Pembalasan Tuhan terhadap kaum Aad yang kafir dan tetap membangkang itu diturunkan dalam dua Tahap pertama berupa kekeringan yang melanda ladang-ladang dan kebun-kebun mereka, sehingga menimbulkan kecemasan dan kegelisahan, sehingga mereka tidak memperoleh hasil dari ladang-ladang dan kebun-kebun seperti biasanya. Dalam keadaan demikian Nabi Hud masih berusaha meyakinkan mereka bahwa kekeringan itu adalah suatu permulaan siksaan dari Allah yang dijanjikan dan bahwa Allah masih lagi memberi kesempatan kepada mereka untuk sadar akan kesesatan dan kekafiran mereka dan kembali beriman kepada Allah dengan meninggalkan persembahan mereka yang batil kemudian bertaubat dan memohon ampunan kepada Allah agar segera hujan turun kembali dengan lebatnya dan terhindar mereka dari bahaya kelaparan yang mengancam. Akan tetapi mereka tetap belum mau percaya dan menganggap janji Nabi Hud itu adalah janji kosong belaka. Mereka bahkan pergi menghadap berhala-berhala mereka memohon perlindungan dari musibah yang mereka hadapi.

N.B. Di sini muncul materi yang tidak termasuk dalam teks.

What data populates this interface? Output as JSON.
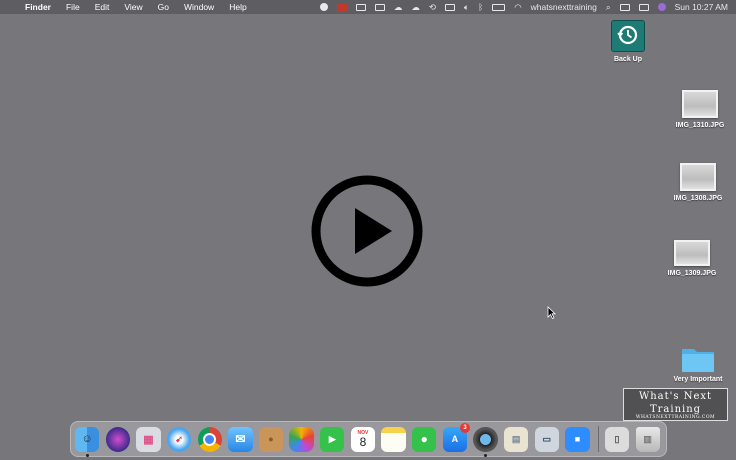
{
  "menubar": {
    "apple_glyph": "",
    "app_name": "Finder",
    "menus": [
      "File",
      "Edit",
      "View",
      "Go",
      "Window",
      "Help"
    ],
    "user_name": "whatsnexttraining",
    "clock": "Sun 10:27 AM"
  },
  "desktop": {
    "backup": {
      "label": "Back Up"
    },
    "files": [
      {
        "label": "IMG_1310.JPG"
      },
      {
        "label": "IMG_1308.JPG"
      },
      {
        "label": "IMG_1309.JPG"
      }
    ],
    "folder": {
      "label": "Very Important"
    }
  },
  "watermark": {
    "line1": "What's Next",
    "line2": "Training",
    "line3": "WHATSNEXTTRAINING.COM"
  },
  "dock": {
    "calendar_month": "NOV",
    "calendar_day": "8",
    "app_store_badge": "3"
  },
  "colors": {
    "desktop": "#76767b",
    "menubar": "#5d5d62",
    "folder": "#6ec6f5",
    "backup": "#1e7a74"
  }
}
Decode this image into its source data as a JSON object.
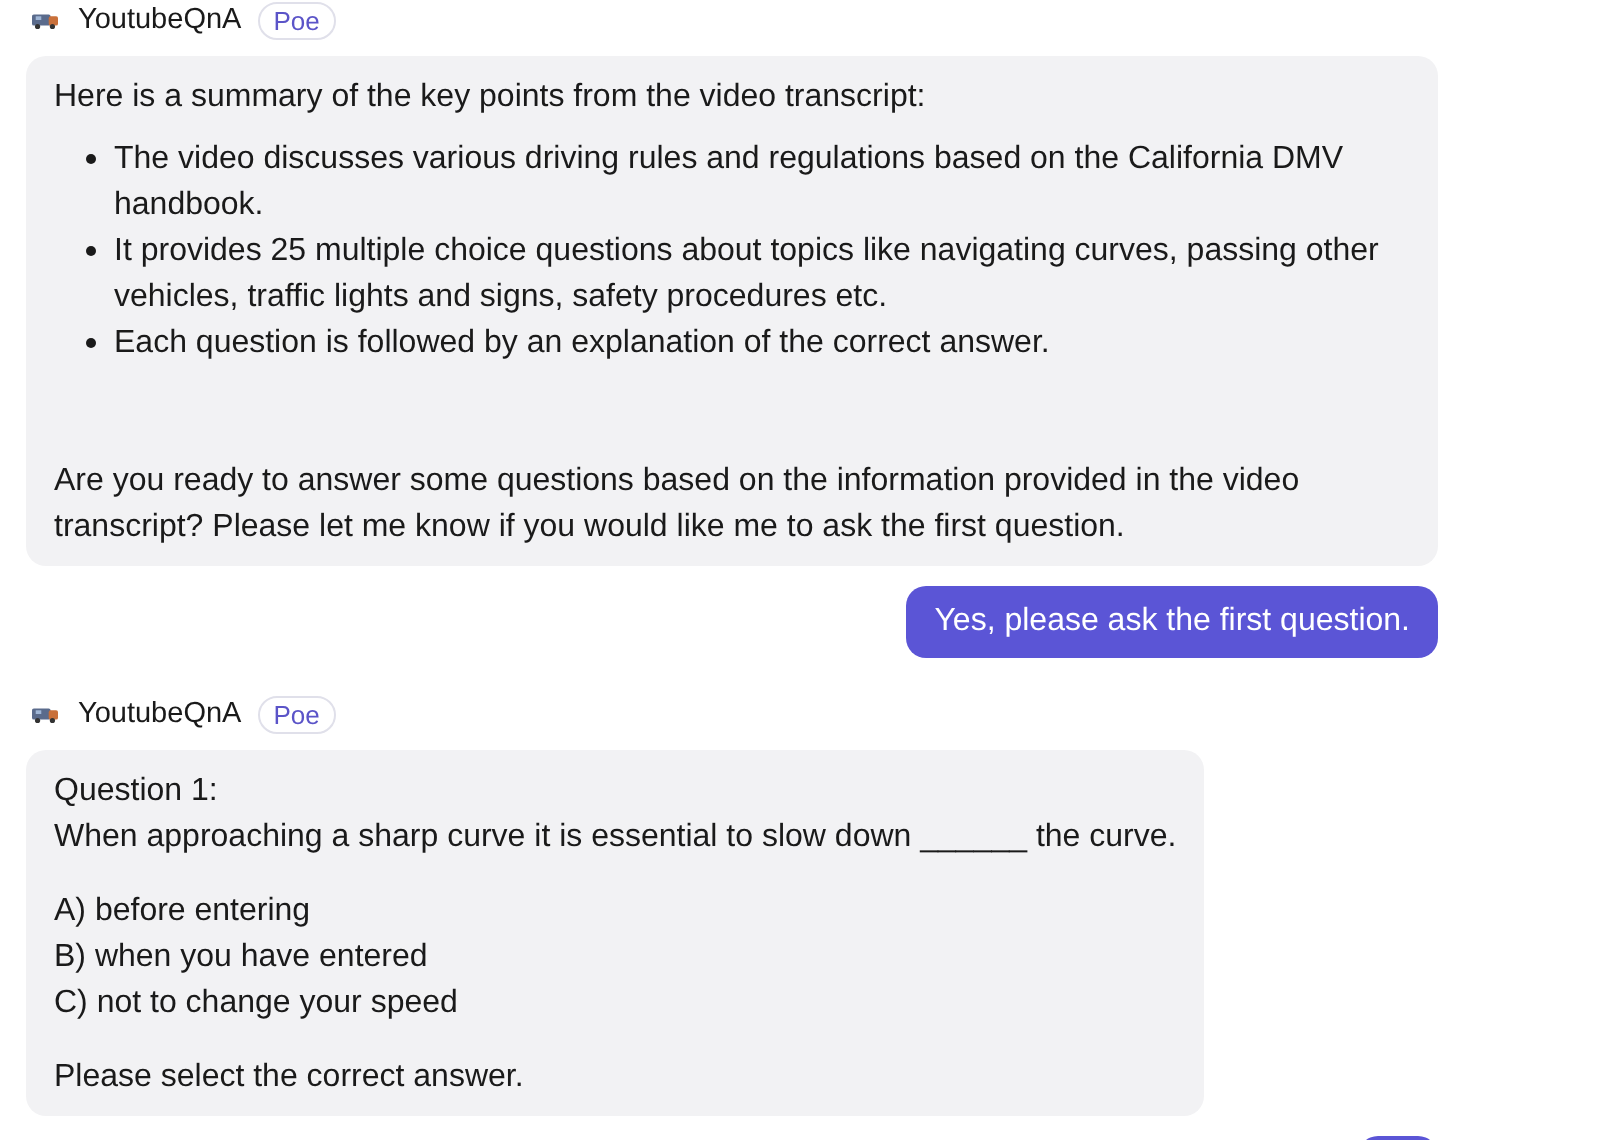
{
  "messages": [
    {
      "kind": "bot",
      "sender": "YoutubeQnA",
      "badge": "Poe",
      "blocks": [
        {
          "kind": "paragraph",
          "text": "Here is a summary of the key points from the video transcript:"
        },
        {
          "kind": "bullets",
          "items": [
            "The video discusses various driving rules and regulations based on the California DMV handbook.",
            "It provides 25 multiple choice questions about topics like navigating curves, passing other vehicles, traffic lights and signs, safety procedures etc.",
            "Each question is followed by an explanation of the correct answer."
          ]
        },
        {
          "kind": "paragraph",
          "text": "Are you ready to answer some questions based on the information provided in the video transcript? Please let me know if you would like me to ask the first question."
        }
      ]
    },
    {
      "kind": "user",
      "text": "Yes, please ask the first question."
    },
    {
      "kind": "bot",
      "sender": "YoutubeQnA",
      "badge": "Poe",
      "blocks": [
        {
          "kind": "lines",
          "lines": [
            "Question 1:",
            "When approaching a sharp curve it is essential to slow down ______ the curve."
          ]
        },
        {
          "kind": "lines",
          "lines": [
            "A) before entering",
            "B) when you have entered",
            "C) not to change your speed"
          ]
        },
        {
          "kind": "paragraph",
          "text": "Please select the correct answer."
        }
      ]
    },
    {
      "kind": "user"
    }
  ]
}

Tantangan mereka terhadap janji
Allah yang diwahyukan kepada Nabi Hud segera mendapat jawaban dengan datangnya
pembalasan tahap kedua yang dimulai dengan terlihatnya gumpalan awan dan mega
hitam yang tebal di atas mereka yang disambutnya dengan gembira, karena dikira
bahwa hujan akan segera turun membasahi ladang-ladang dan menyirami kebun-kebun
mereka yang sedang mengalami kekeringan. Melihat sikap kaum Aad yang sedang
bersuka ria itu berkatalah Nabi Hud dengan nada mengejek: “Mega hitam itu
bukanlah mega hitam dan awam rahmat bagi kamu tetapi mega yang akan membawa
kehancuran kamu sebagai pembalasan Allah yang telah aku janjikan dan kamu
nanti-nantikan untuk membuktikan kebenaran kata-kataku yang selalu kamu sanggah
dan kamu dustai.
kemudian menjadi kenyataan apa
yang disampaikan oleh Nabi Hud itu bahwa bukan hujan yang turun dari awan yang
tebal itu tetapi angin taufan yang dahsyat dan kencang disertai bunyi gemuruh
yang mencemaskan yang telah merusakkan bangunan-bangunan rumah dari dasar
hingga membawa berterbangan semua perabot-perabot dan harta benda milik mereka
dan melemparkan sejauh jauhnya binatang-binatang ternak itu. Keadaan kaum Aad
menjadi panik mereka berlari kesana kemari dan hilir mudik mencari
perlindungan. Suami tidak tahu di mana isterinya berada dan ibu juga kehilangan
anaknya sedang rumah-rumah menjadi sama rata dengan tanah. Bencana angin taufan
itu berlangsung selama delapan hari dan tujuh malam sehingga sempat menyapu
bersih kaum Aad yang congkak itu dan menamatkan riwayatnya dalam keadaan yang
menyedihkan itu untuk menjadi pelajaran dan perumpamaan bagi umat-umat yang
akan datang.
Adapun Nabi Hud dan para
sahabatnya yang beriman telah mendapat perlindungan Allah dari bencana yang
menimpa kaumnya yang kacau balau dan tenang seraya melihat keadaan kaumnya yang
kacau balauitu serta mendengar gemuruhnya angin dan bunyi pohon-pohon dan
bangunan-bangunan yang berjatuhan serta teriakan dan tangisan orang yang
meminta tolong dan mohon perlindungan. Setelah keadaan cuaca kembali normal dan
tenang maka tanah Al-Ahqaf sudah menjadi sunyi senyap dari kaum Aad maka
pergilah Nabi Hud meninggalkan tempatnya serta berhijrah ke Hadramaut, di mana
ia tinggal untuk menghabiskan sisa hidupnya sampai ia wafat dan dimakamkan di
sana, dimana sampai sekarang makamnya yang terletak di atas sebuah bukit di
suatu tempat lebih
kurang 50 km dari kota Siwun dikunjungi
para penziarah yang datang banyak orang dari sekitar daerah itu, terutama pada
bulan Sya'ban pada setiap tahun.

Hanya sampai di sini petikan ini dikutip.